Disruption of the two-state membrane potential of striatal neurones during cortical desynchronisation in anaesthetised rats.

ABSTRACT

In anaesthetised animals, the very negative resting membrane potential of striatal spiny neurones (down state) is interrupted periodically by depolarising plateaux (up states) which are probably driven by excitatory input. In the absence of active synaptic input, as occurs in vitro, potassium currents hold the membrane potential of striatal spiny neurones in the down state. Because striatal spiny neurones fire action potentials only during the up state, these plateau depolarisations have been perceived as enabling events that allow information processing through cerebral cortex-basal ganglia circuits. Recent studies have demonstrated that the robust membrane potential fluctuation of spiny neurones is strongly correlated to the slow electroencephalographic rhythms that are typical of slow wave sleep and anaesthesia. To further understand the impact of cortical activity states on striatal function, we studied the membrane potential of striatal neurones during cortical desynchronised states. Simultaneous in vivo recordings of striatal neurones and the electrocorticogram in urethane-anaesthetised rats revealed that rhythmic alternation between up and down states was disrupted during episodes of spontaneous or induced cortical desynchronisation. Instead of showing robust two-state fluctuations, the membrane potential of striatal neurones displayed a persisting depolarised state with fast, low-amplitude modulations. Spiny neurones remained in this persistent up state until the cortex resumed ~1 Hz synchronous activity. Most of the recorded neurones exhibited a low firing probability, irrespective of the cortical activity state.
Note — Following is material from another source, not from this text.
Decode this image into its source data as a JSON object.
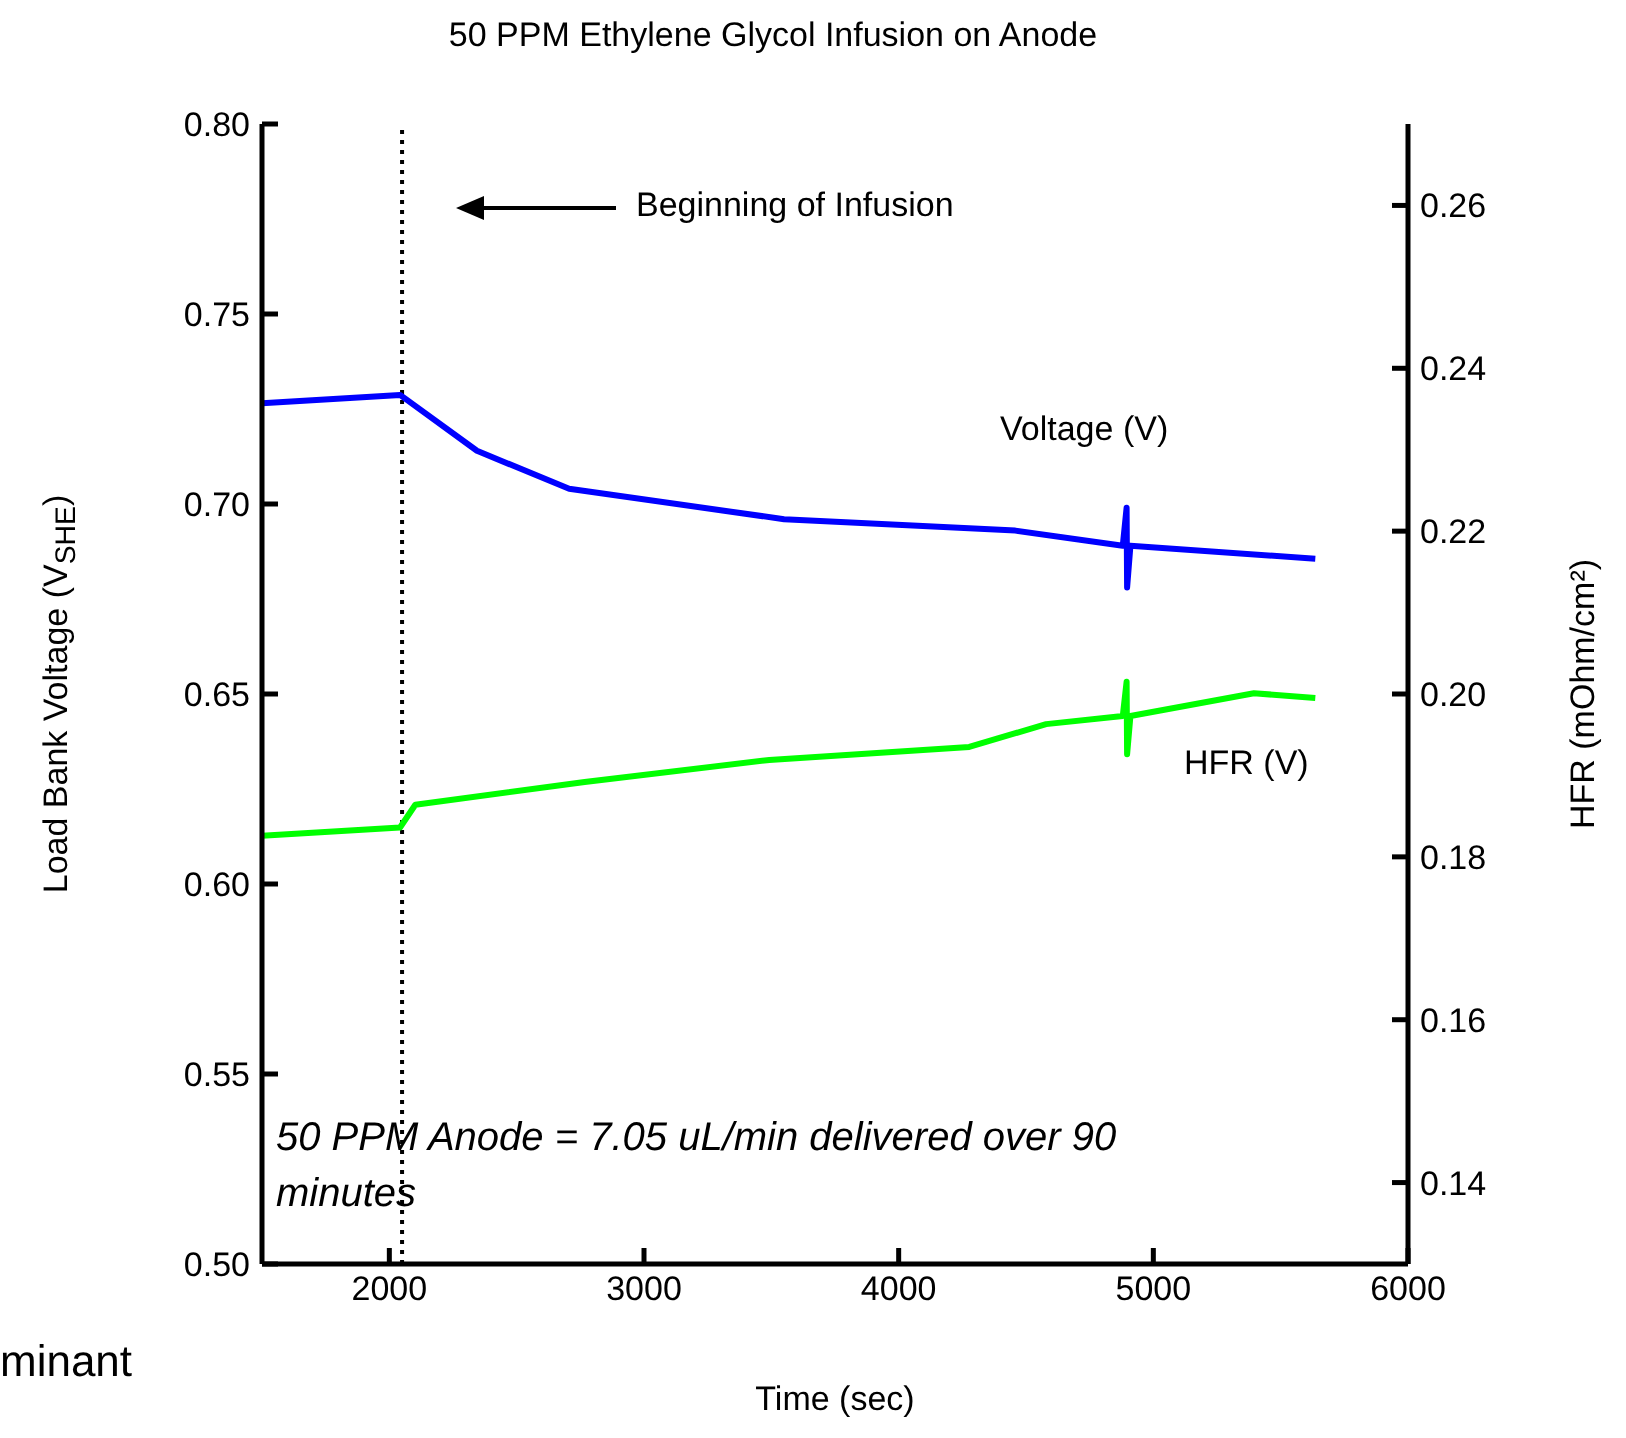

Time series analysis failed to reveal significant correlations between the membrane potential of striatal neurones and the desynchronised electrocorticogram. Our results suggest that during cortical desynchronisation continuous uncorrelated excitatory input sustains the membrane potential of striatal neurones in a persisting depolarised state, but that substantial additional input is necessary to impel the neurones to threshold. Our data support that the prevailing cortical activity state determines the duration of the enabling depolarising events that take place in striatal spiny neurones.